At Yale, I didn’t follow in my father’s footsteps. Part of me knew that I would be exposed as less smart, that I’d never make it through orgo, that I was fundamentally lazy and would flame out well before the work was done. My high school nickname for myself was Bastion of Mediocrity. I was always flopping between all-consuming periods in my varied interests, including painting, cycling and architecture. Ultimately, I went to graduate school in architecture and started a residential house renovation business soon after I had my second child. I loved transforming a tired, outdated house into a modern, family-friendly space to save an old building from the bulldozer. I was fortunate to work from home and be present for my young children while having the intellectual stimulation and satisfaction of a successful career.

Only a few months into that idyllic life, the unimaginable happened. My father, on his pedestal, impossible to live up to, was arrested. Eighteen months later, he was starting a sentence in federal prison for what will likely be the rest of his life. My world became juggling the image of a perfect suburban existence with traveling 1,000 miles with three squirmy toddlers past steel gates and patdowns to see their grandfather, sitting alongside tattooed gang members as my youngest noisily pushed chairs around the visitors room, and scheduling Sundays around weekly collect phone calls to be reassured by his cheerful southern drawl. I spent months researching case law to find any precedents his lawyers might be missing. I considered going to law school so that I could fight his case myself. Ultimately, I had to reconcile that the justice system is not necessarily about justice. For years, I was so consumed by the analytical aspects of his defense and the injustice of what had befallen my hero that I had failed to notice that he had created a life within those gloomy walls. In prison he was teaching GED and ESL classes. He asked me to research communicable diseases so he could teach a course on epidemics. I spent many nights sifting through medical journals, sending him copies of the latest research. My own self-doubt and fear of failure felt indulgent. I owed it to him, to myself, to my children to continue his work in medicine. I applied to postbac premed programs at the urging of my oldest child, who was 10 at the time and all about STEM and girl power. My husband, who has been at my side since sophomore year in college, never questioned my motivation or whether I would succeed. I chose a program directly linked to a medical school and spent an exhausting and humbling year figuring out how to learn science while dragging my giant backpack to soccer games and swim meets. It would take a separate post to detail the trials, tribulations and near misses of med school at 40 while raising strong-willed tweens, but somehow I made it through.

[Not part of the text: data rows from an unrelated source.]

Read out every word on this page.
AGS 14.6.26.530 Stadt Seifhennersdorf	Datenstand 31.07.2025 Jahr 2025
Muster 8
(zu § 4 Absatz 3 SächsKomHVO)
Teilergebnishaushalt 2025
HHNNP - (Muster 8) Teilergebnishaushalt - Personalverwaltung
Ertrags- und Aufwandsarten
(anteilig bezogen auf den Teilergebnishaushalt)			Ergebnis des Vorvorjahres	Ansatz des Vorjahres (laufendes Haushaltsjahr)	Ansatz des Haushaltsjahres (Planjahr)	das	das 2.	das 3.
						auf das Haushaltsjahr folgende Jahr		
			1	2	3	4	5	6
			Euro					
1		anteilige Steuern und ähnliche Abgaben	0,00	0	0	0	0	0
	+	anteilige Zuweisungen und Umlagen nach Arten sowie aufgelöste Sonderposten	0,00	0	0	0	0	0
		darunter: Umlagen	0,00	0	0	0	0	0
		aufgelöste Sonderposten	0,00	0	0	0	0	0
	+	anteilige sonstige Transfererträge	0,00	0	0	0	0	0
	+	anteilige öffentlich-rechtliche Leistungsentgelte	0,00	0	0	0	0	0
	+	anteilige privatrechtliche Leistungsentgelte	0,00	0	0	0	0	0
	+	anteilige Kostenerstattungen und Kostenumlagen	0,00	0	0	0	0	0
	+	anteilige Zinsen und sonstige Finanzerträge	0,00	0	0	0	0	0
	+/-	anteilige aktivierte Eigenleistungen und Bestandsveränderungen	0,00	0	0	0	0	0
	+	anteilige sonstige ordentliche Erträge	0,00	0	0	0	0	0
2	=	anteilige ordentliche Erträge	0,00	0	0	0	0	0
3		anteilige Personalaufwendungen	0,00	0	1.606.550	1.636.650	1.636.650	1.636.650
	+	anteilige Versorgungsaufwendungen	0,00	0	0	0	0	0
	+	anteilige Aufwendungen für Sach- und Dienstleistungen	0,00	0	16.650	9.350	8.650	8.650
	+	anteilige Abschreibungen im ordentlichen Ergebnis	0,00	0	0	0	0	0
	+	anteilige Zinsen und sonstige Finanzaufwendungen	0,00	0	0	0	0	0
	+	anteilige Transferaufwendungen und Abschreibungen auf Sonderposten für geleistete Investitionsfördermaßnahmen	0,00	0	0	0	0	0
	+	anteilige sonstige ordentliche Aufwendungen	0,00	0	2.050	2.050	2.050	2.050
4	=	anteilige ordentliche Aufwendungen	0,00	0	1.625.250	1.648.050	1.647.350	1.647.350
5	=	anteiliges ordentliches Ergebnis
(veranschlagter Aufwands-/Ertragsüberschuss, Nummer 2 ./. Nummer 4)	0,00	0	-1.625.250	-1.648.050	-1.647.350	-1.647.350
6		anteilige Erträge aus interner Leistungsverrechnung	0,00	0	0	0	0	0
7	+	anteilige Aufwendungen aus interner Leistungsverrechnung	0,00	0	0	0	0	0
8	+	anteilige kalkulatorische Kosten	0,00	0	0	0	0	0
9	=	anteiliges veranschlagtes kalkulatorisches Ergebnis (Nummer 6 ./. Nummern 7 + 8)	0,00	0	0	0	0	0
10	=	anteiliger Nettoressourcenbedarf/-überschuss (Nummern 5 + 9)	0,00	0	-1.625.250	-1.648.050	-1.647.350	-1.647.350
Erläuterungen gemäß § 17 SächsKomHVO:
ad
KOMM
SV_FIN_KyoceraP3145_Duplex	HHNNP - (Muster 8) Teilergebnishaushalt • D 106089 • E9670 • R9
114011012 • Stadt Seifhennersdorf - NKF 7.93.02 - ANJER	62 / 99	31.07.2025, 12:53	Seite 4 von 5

I am now a second year emergency medicine resident in a program that is a perfect fit. My toddlers are now teenagers, and are each independent, strong willed thinkers. Sometimes, in fact, I wish they needed me a little more. I will not pretend that this was an easy path. It has been grueling, anxiety producing and has resulted in more gray hairs than I can count. Ultimately, I have no regrets. I have found my true self in the ED, and my dad is so proud, jokingly calling me “cowboy” for my love of the chaos of emergency medicine.